April 8, 2012

Ludicrous: Lower bar, higher pay

Nice work if you can get it!

Fred LeBrun, CommentaryPublished 08:10 p.m., Saturday, April 7, 2012

Because most of us fervently believe a pay raise for state legislators is utterly ludicrous and arrogant to the nth degree means we should worry all the more. You bet they're going to try.
This remains, after all, Planet Albany, where ludicrous and arrogant are not deal killers, but merely challenges in public perception that need professional adjustment.
Granted, more public money in the pockets of state legislators who just lately stuck it big-time to the wages and benefits of fellow public employes while protecting their own job security through bogus redistricting might take more of a lift than can be done this year. But rest assured it won't be for the lack of trying, and not just by legislators.

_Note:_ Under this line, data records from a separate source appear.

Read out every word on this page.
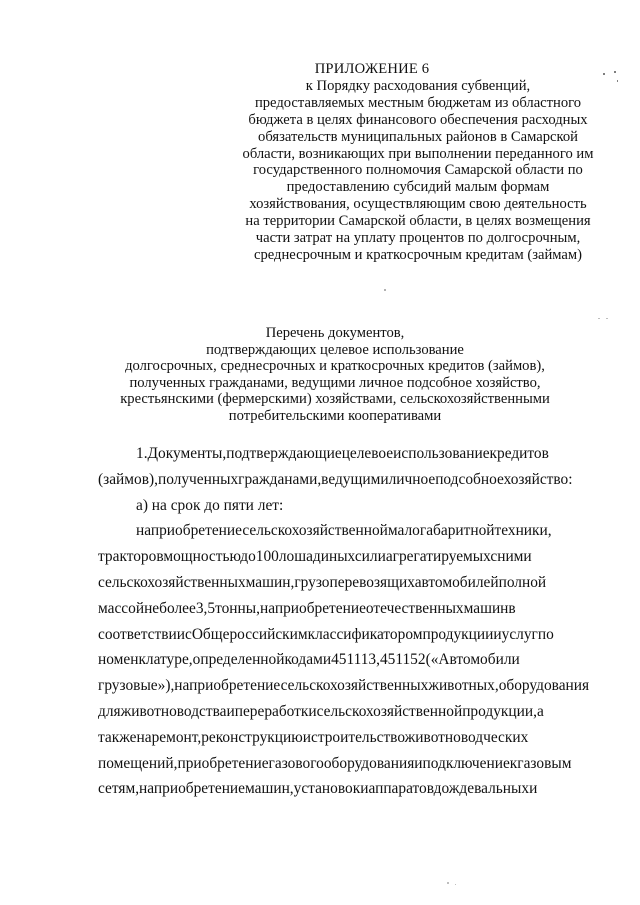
ПРИЛОЖЕНИЕ 6
к Порядку расходования субвенций,
предоставляемых местным бюджетам из областного
бюджета в целях финансового обеспечения расходных
обязательств муниципальных районов в Самарской
области, возникающих при выполнении переданного им
государственного полномочия Самарской области по
предоставлению субсидий малым формам
хозяйствования, осуществляющим свою деятельность
на территории Самарской области, в целях возмещения
части затрат на уплату процентов по долгосрочным,
среднесрочным и краткосрочным кредитам (займам)
Перечень документов,
подтверждающих целевое использование
долгосрочных, среднесрочных и краткосрочных кредитов (займов),
полученных гражданами, ведущими личное подсобное хозяйство,
крестьянскими (фермерскими) хозяйствами, сельскохозяйственными
потребительскими кооперативами
1.Документы,подтверждающиецелевоеиспользованиекредитов
(займов),полученныхгражданами,ведущимиличноеподсобноехозяйство:
а) на срок до пяти лет:
наприобретениесельскохозяйственноймалогабаритнойтехники,
тракторовмощностьюдо100лошадиныхсилиагрегатируемыхсними
сельскохозяйственныхмашин,грузоперевозящихавтомобилейполной
массойнеболее3,5тонны,наприобретениеотечественныхмашинв
соответствиисОбщероссийскимклассификаторомпродукциииуслугпо
номенклатуре,определеннойкодами451113,451152(«Автомобили
грузовые»),наприобретениесельскохозяйственныхживотных,оборудования
дляживотноводстваипереработкисельскохозяйственнойпродукции,а
такженаремонт,реконструкциюистроительствоживотноводческих
помещений,приобретениегазовогооборудованияиподключениекгазовым
сетям,наприобретениемашин,установокиаппаратовдождевальныхи
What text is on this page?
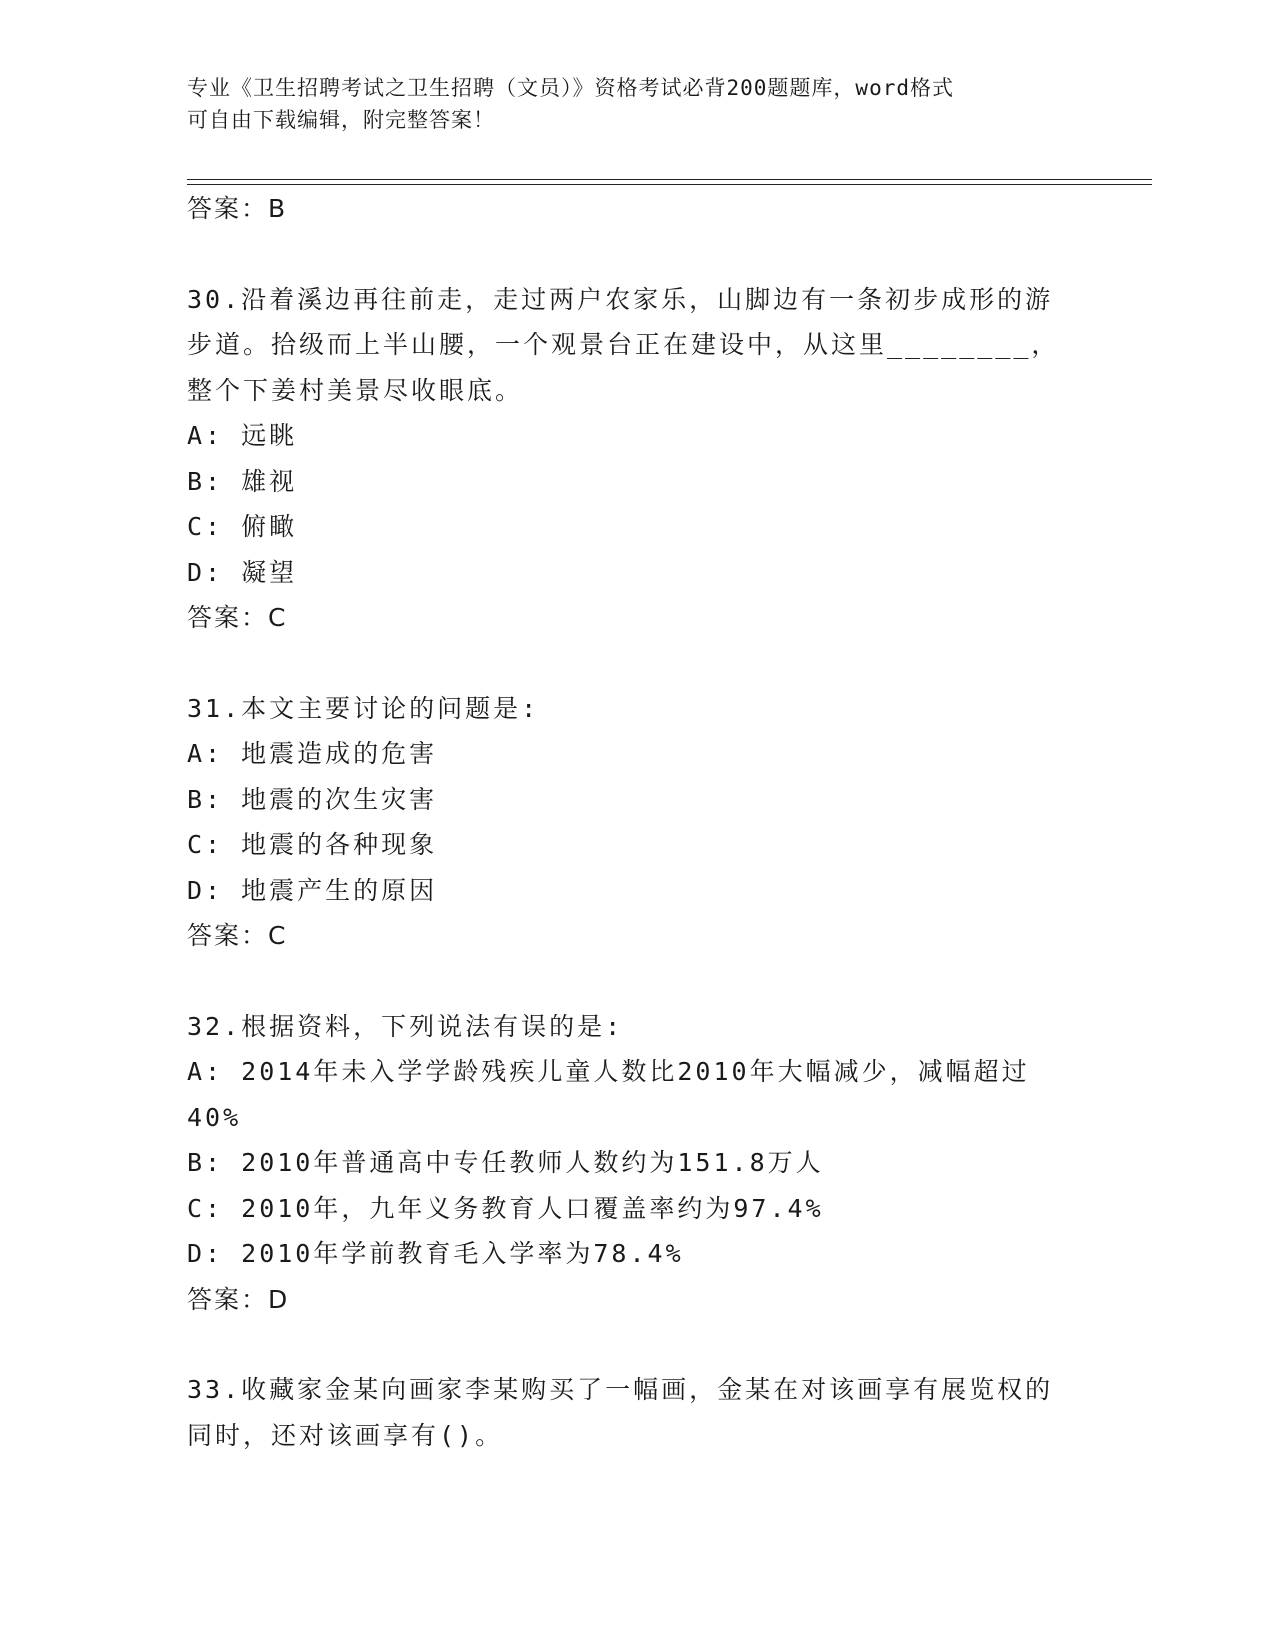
专业《卫生招聘考试之卫生招聘（文员）》资格考试必背200题题库，word格式
可自由下载编辑，附完整答案！
答案：B
30.沿着溪边再往前走，走过两户农家乐，山脚边有一条初步成形的游
步道。拾级而上半山腰，一个观景台正在建设中，从这里________，
整个下姜村美景尽收眼底。
A: 远眺
B: 雄视
C: 俯瞰
D: 凝望
答案：C
31.本文主要讨论的问题是:
A: 地震造成的危害
B: 地震的次生灾害
C: 地震的各种现象
D: 地震产生的原因
答案：C
32.根据资料，下列说法有误的是:
A: 2014年未入学学龄残疾儿童人数比2010年大幅减少，减幅超过
40%
B: 2010年普通高中专任教师人数约为151.8万人
C: 2010年，九年义务教育人口覆盖率约为97.4%
D: 2010年学前教育毛入学率为78.4%
答案：D
33.收藏家金某向画家李某购买了一幅画，金某在对该画享有展览权的
同时，还对该画享有()。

Gov. Cuomo, while being publicly noncommittal on legislative pay raises, has given plenty of clues that he wants raises for his commissioners and top staff. He's commented that recruitment into state service has suffered because of the existing pay scale. In the past, all these raises have been linked. So figure him to be a co-conspirator behind the scenes to make it happen, even though it will be legislators who will take the heat publicly for promoting such an unpopular idea.
So far, Assembly Speaker Sheldon Silver is the cheese who stands alone in publicly though tentatively supporting raises, which would not take effect this year anyway, or for this Legislature. He started laying the groundwork in February when he said he couldn't make a case for it then, but that if the Legislature had another "productive" session like last year's, then maybe a case could be made. Passing a budget on time apparently defines "productive." That would seem to be setting the bar low enough for a worm to wriggle over.
So, the spin is going to be by both the governor and the speaker that because government is functioning again, raises are deserved. Senate Majority Leader Dean Skelos is the lone dissenter so far, but his comment on it is as slippery as his credibility. He's said now is not the time for a legislative pay raise. Define "now," please. Is that now, as when he said it? This legislative sessions that extends until June? This calendar year?
Of course, simple logic tells us that because the Legislature didn't poop the diaper for two years in row doesn't mean members deserve bonuses. If anything, their actions remind us how much they've been overpaid going back nearly to the last time they got a raise, in 1999. Maybe we should start a class-action suit to get our money back.
What New Yorkers do not want to hear is any bleating about not having a raise in 13 years, or how insufficient the base pay of $79,500 might be. Legislators enjoy extremely generous benefits, pensions and built-in lulus that take the actual remuneration for most of them into the six-figure range.
All the while, out in the real world, a generation of workers has grown accustomed to stagnant wages, declining pensions and benefits, and having to take on second and third jobs to stay afloat. So what if legislators down in the city or ritzy suburbs have to take on their own second and third jobs? That's exactly what our Founding Fathers had in mind when they created a part-time Legislature. If the pay doesn't suit you, spare us your public service.
So, then, what strategies are we apt to see, however lame, to persuade us that those lovable legislators and state commissioners need pay raises?
Foremost will be the self-proclamation of success we've already witnessed, by the three suits in a room, grinning, beaming, backslapping. Lots and lots of photo ops. Collegiality equals smooth-running, and functional equals "give us more money." But don't look too closely at the actual legislation passed, from Tier VI retirement to teacher evaluations, which uniformly are more about show than substance.
Hide behind the skirts. As in the judicial skirts. State judges have finally gotten well-deserved pay raises, after being denied since 1999. Plus they have built-in escalators for the future. What they had to go through to get raises is a disgrace, and very much tied to the Legislature and a dismal political process. The final insult is to be used as a justification and leverage for legislative pay raises.
Bundling. A Planet Albany favorite. In this variation, tie something the public approves of to something deeply unpopular, then make it appear you can't have one without the other. Here comes an increase in the minimum wage.
A recent Quinnipiac University poll shows more than 70 percent of New Yorkers are in favor of raising the minimum wage from $7.25 to $8.50 an hour. Even some business interests are for it, if the increase can be phased in. Senate Republicans aren't slamming the door on the idea, either.
Interestingly, a Siena College poll in February revealed the public's distaste for legislative pay raises topped the seven in ten mark. Now that the pay raises and a minimum wage increase are increasingly in the news, I suspect there will be more polls on both. Although I doubt the public responses will shift much, in spite of the supposed "productive" session. But how active and adamant the attempt is to wedge through Legislative pay raises will very much have to do with how you feel about it, whether in June or after the election, when action or lack of it is most likely to occur.